🤖 AI Summary
To address the high computational cost of gradient computation, excessive memory consumption, and poor scalability of translational knowledge graph (KG) embedding training on large-scale datasets, this paper proposes the first general-purpose, efficient training framework based on sparse matrix multiplication (SpMM). The method unifies multiple scatter/gather operations in embedding updates into sparse-dense matrix multiplications and introduces a customized sparse embedding update strategy alongside CPU/GPU co-optimization. It is the first work to systematically leverage SpMM kernels for cross-model acceleration—naturally extending beyond translational models to non-translational ones. Our implementation achieves up to 5.3× and 4.2× training speedup on CPU and GPU, respectively, while significantly reducing GPU memory footprint. The framework maintains consistent performance across both small- and large-scale KG benchmarks.
📝 Abstract
Knowledge graph (KG) learning offers a powerful framework for generating new knowledge and making inferences.
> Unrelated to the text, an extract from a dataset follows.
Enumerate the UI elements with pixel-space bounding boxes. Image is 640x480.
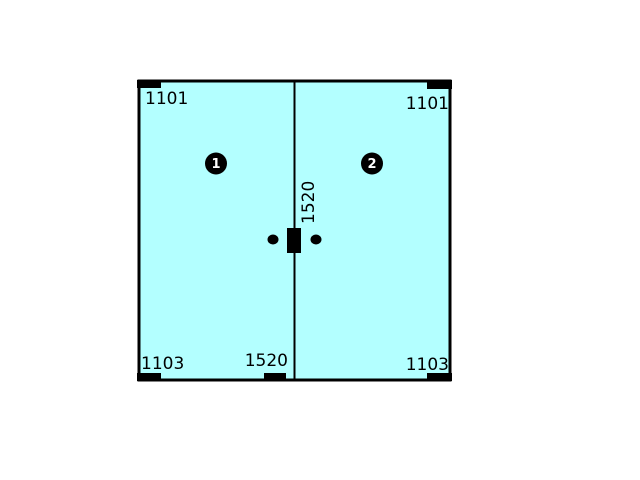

Training KG embedding can take a significantly long time, especially for larger datasets. Our analysis shows that the gradient computation of embedding is one of the dominant functions in the translation-based KG embedding training loop. We address this issue by replacing the core embedding computation with SpMM (Sparse-Dense Matrix Multiplication) kernels. This allows us to unify multiple scatter (and gather) operations as a single operation, reducing training time and memory usage. We create a general framework for training KG models using sparse kernels and implement four models, namely TransE, TransR, TransH, and TorusE. Our sparse implementations exhibit up to 5.3x speedup on the CPU and up to 4.2x speedup on the GPU with a significantly low GPU memory footprint. The speedups are consistent across large and small datasets for a given model. Our proposed sparse approach can also be extended to accelerate other translation-based (such as TransC, TransM, etc.) and non-translational (such as DistMult, ComplEx, RotatE, etc.) models as well.